Sobre a escolha de instrumento, Artur Caldeira confessa que se iniciou no cavaquinho, passando depois pela viola, onde “desenvolveu os conhecimentos até chegar à guitarra clássica”, que, segundo o professor, o nome não se aplica apenas ao instrumento, mas também à sua escola e ao seu repertório. Viola braguesa, guitarra eléctrica, baixo acústico e elétrico e sobretudo, nos últimos anos, a guitarra portuguesa, são os outros instrumentos que Artur Caldeira aprendeu a “dominar”, mas sem esconder que a guitarra é “obviamente” o instrumento de eleição, seja na variante clássica, popular ou mesmo na “viola de fado”.

Com a larga maioria das apresentações feita no âmbito da guitarra clássica, quer em festivais da especialidade quer em recitais “avulso” em teatros e auditórios, incluindo a música de câmara, Artur Caldeira revela que o fado “ocupa igualmente uma razoável fatia” dos concertos em que participa,

“Fui músico convidado na cerimónia de apresentação das Sete Maravilhas, acompanhando Mariza, Camané, Carlos do Carmo e Rui Veloso, bem como no filme Fados do realizador espanhol Carlos Saura, ao lado de Mariza e do guitarrista Paulo Soares”, revela o professor bracarense, que atualmente tem “na estrada” o concerto “Clarinete em Fado”, com Daniel Paredes e o conceituado clarinetista Maestro António Saiote.  Artur Caldeira integra também o elenco de músicos na “Vox Angelis”, sediada em Lisboa.

No âmbito da música ligeira, trabalhou com Carlos Mendes, Fernando Tordo, Mafalda Veiga e, no Fado, João Braga, Kátia Guerreiro ou Ana Moura são outros dos nomes acompanhados por Artur Caldeira.

“Toquei praticamente em todo o continente português, na Madeira e em várias ilhas açoreanas e também em Espanha, França, Suíça, Itália, Dinamarca, Turquia, Marrocos e Moçambique”, revela ainda, explicando que sempre que lhe perguntam a profissão, responde “sou Músico”, para logo lhe dizerem “não é isso, qual é mesmo o seu trabalho?!”.

Já no que toca à cidade de Braga, e em termos culturais, Artur Caldeira classifica-a como “algo estranha”. “Braga é a minha cidade natal.
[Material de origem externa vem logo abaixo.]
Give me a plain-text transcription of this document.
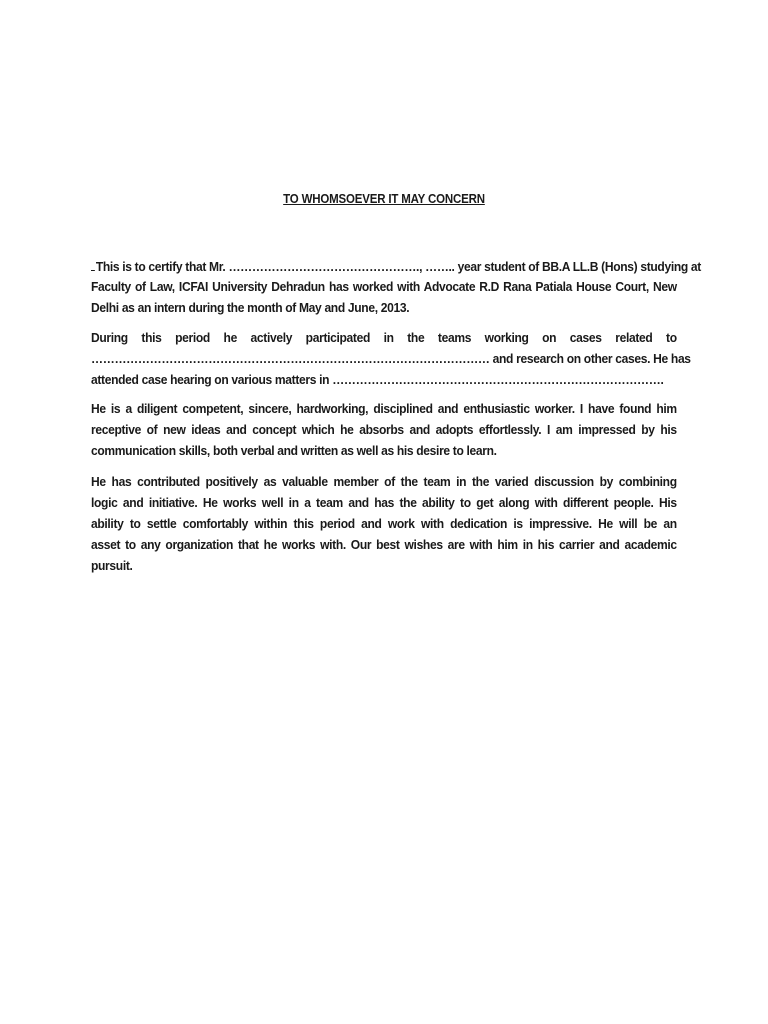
TO WHOMSOEVER IT MAY CONCERN
This is to certify that Mr. …………………………………………., …….. year student of BB.A LL.B (Hons) studying at
Faculty of Law, ICFAI University Dehradun has worked with Advocate R.D Rana Patiala House Court, New
Delhi as an intern during the month of May and June, 2013.
During this period he actively participated in the teams working on cases related to
………………………………………………………………………………………… and research on other cases. He has
attended case hearing on various matters in ………………………………………………………………………….
He is a diligent competent, sincere, hardworking, disciplined and enthusiastic worker. I have found him
receptive of new ideas and concept which he absorbs and adopts effortlessly. I am impressed by his
communication skills, both verbal and written as well as his desire to learn.
He has contributed positively as valuable member of the team in the varied discussion by combining
logic and initiative. He works well in a team and has the ability to get along with different people. His
ability to settle comfortably within this period and work with dedication is impressive. He will be an
asset to any organization that he works with. Our best wishes are with him in his carrier and academic
pursuit.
É algo estranha no que respeita às actividades culturais, onde se confunde amiúde cultura com entretenimento”, revela, explicando que “os dois são necessários, mas o segundo não pode substituir a primeira, sobretudo com os recursos desta”.

Mas o professor confessa que “tem havido bastante atividade musical”, e que a guitarra clássica é um instrumento em alta nos dias de hoje, cada vez mais procurado e cada vez com mais jovens talentos a sobressaírem”. “Há apenas que ter o cuidado de o respeitar e não o banalizar em demasia”, alude.
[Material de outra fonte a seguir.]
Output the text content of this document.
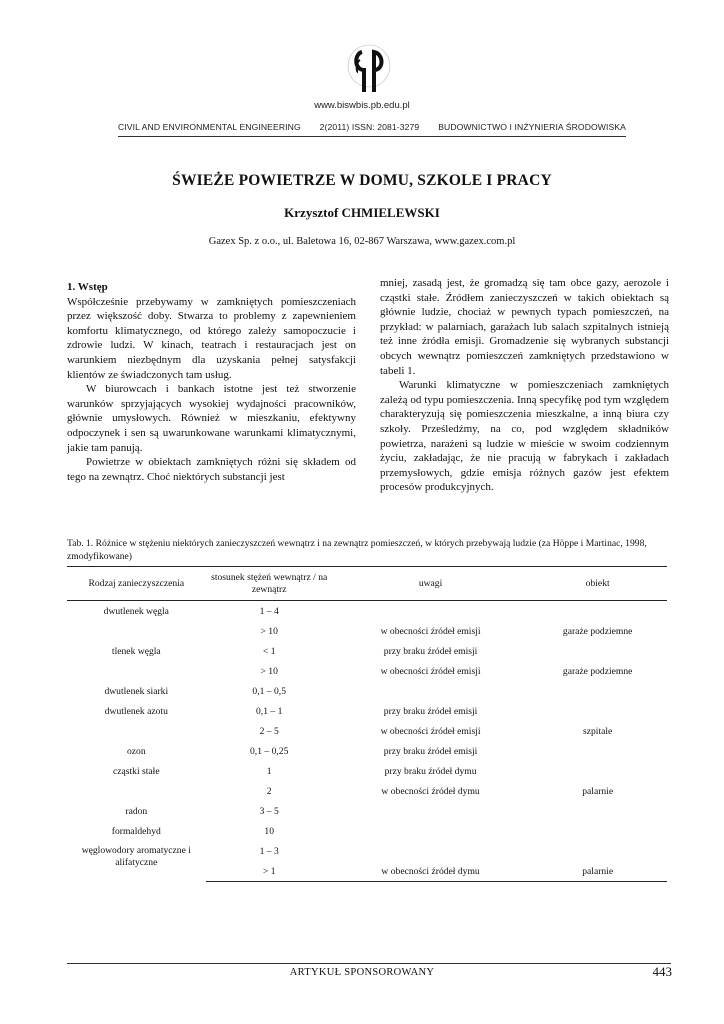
www.biswbis.pb.edu.pl
CIVIL AND ENVIRONMENTAL ENGINEERING 2(2011) ISSN: 2081-3279 BUDOWNICTWO I INŻYNIERIA ŚRODOWISKA
ŚWIEŻE POWIETRZE W DOMU, SZKOLE I PRACY
Krzysztof CHMIELEWSKI
Gazex Sp. z o.o., ul. Baletowa 16, 02-867 Warszawa, www.gazex.com.pl

1. Wstęp

Współcześnie przebywamy w zamkniętych pomieszczeniach przez większość doby. Stwarza to problemy z zapewnieniem komfortu klimatycznego, od którego zależy samopoczucie i zdrowie ludzi. W kinach, teatrach i restauracjach jest on warunkiem niezbędnym dla uzyskania pełnej satysfakcji klientów ze świadczonych tam usług.

W biurowcach i bankach istotne jest też stworzenie warunków sprzyjających wysokiej wydajności pracowników, głównie umysłowych. Również w mieszkaniu, efektywny odpoczynek i sen są uwarunkowane warunkami klimatycznymi, jakie tam panują.

Powietrze w obiektach zamkniętych różni się składem od tego na zewnątrz. Choć niektórych substancji jest

mniej, zasadą jest, że gromadzą się tam obce gazy, aerozole i cząstki stałe. Źródłem zanieczyszczeń w takich obiektach są głównie ludzie, chociaż w pewnych typach pomieszczeń, na przykład: w palarniach, garażach lub salach szpitalnych istnieją też inne źródła emisji. Gromadzenie się wybranych substancji obcych wewnątrz pomieszczeń zamkniętych przedstawiono w tabeli 1.

Warunki klimatyczne w pomieszczeniach zamkniętych zależą od typu pomieszczenia. Inną specyfikę pod tym względem charakteryzują się pomieszczenia mieszkalne, a inną biura czy szkoły. Prześledźmy, na co, pod względem składników powietrza, narażeni są ludzie w mieście w swoim codziennym życiu, zakładając, że nie pracują w fabrykach i zakładach przemysłowych, gdzie emisja różnych gazów jest efektem procesów produkcyjnych.

Tab. 1. Różnice w stężeniu niektórych zanieczyszczeń wewnątrz i na zewnątrz pomieszczeń, w których przebywają ludzie (za Höppe i Martinac, 1998, zmodyfikowane)
Rodzaj zanieczyszczenia	stosunek stężeń wewnątrz / na zewnątrz	uwagi	obiekt
dwutlenek węgla	1 – 4		
	> 10	w obecności źródeł emisji	garaże podziemne
tlenek węgla	< 1	przy braku źródeł emisji	
	> 10	w obecności źródeł emisji	garaże podziemne
dwutlenek siarki	0,1 – 0,5		
dwutlenek azotu	0,1 – 1	przy braku źródeł emisji	
	2 – 5	w obecności źródeł emisji	szpitale
ozon	0,1 – 0,25	przy braku źródeł emisji	
cząstki stałe	1	przy braku źródeł dymu	
	2	w obecności źródeł dymu	palarnie
radon	3 – 5		
formaldehyd	10		
węglowodory aromatyczne i alifatyczne	1 – 3		
	> 1	w obecności źródeł dymu	palarnie
ARTYKUŁ SPONSOROWANY	443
Em Braga, sente-se “apoiado” pela população mas não pela cidade em si. “Em Braga, no que diz respeito a apoio, nunca o tive…”, revela, confessando que tem apoio de várias autarquias por onde vai atuando pelo país.

“Tenho recebido fortes elogios de quem assiste às minhas prestações, quer ao vivo quer em gravações. Tenho algumas centenas de seguidores fiéis nas plataformas digitais e sei ter admiradores na minha cidade. Tenho também recebido algumas críticas menos amigáveis, mas de pessoas, sobretudo bracarenses, que não têm a mínima ideia do meu percurso ao longo destes 35 anos de trabalho”, confessa, revelando que para o futuro tem agendado um concerto no Teatro São Luís, em Lisboa, como convidado de Maria Ana Bobone, para breve.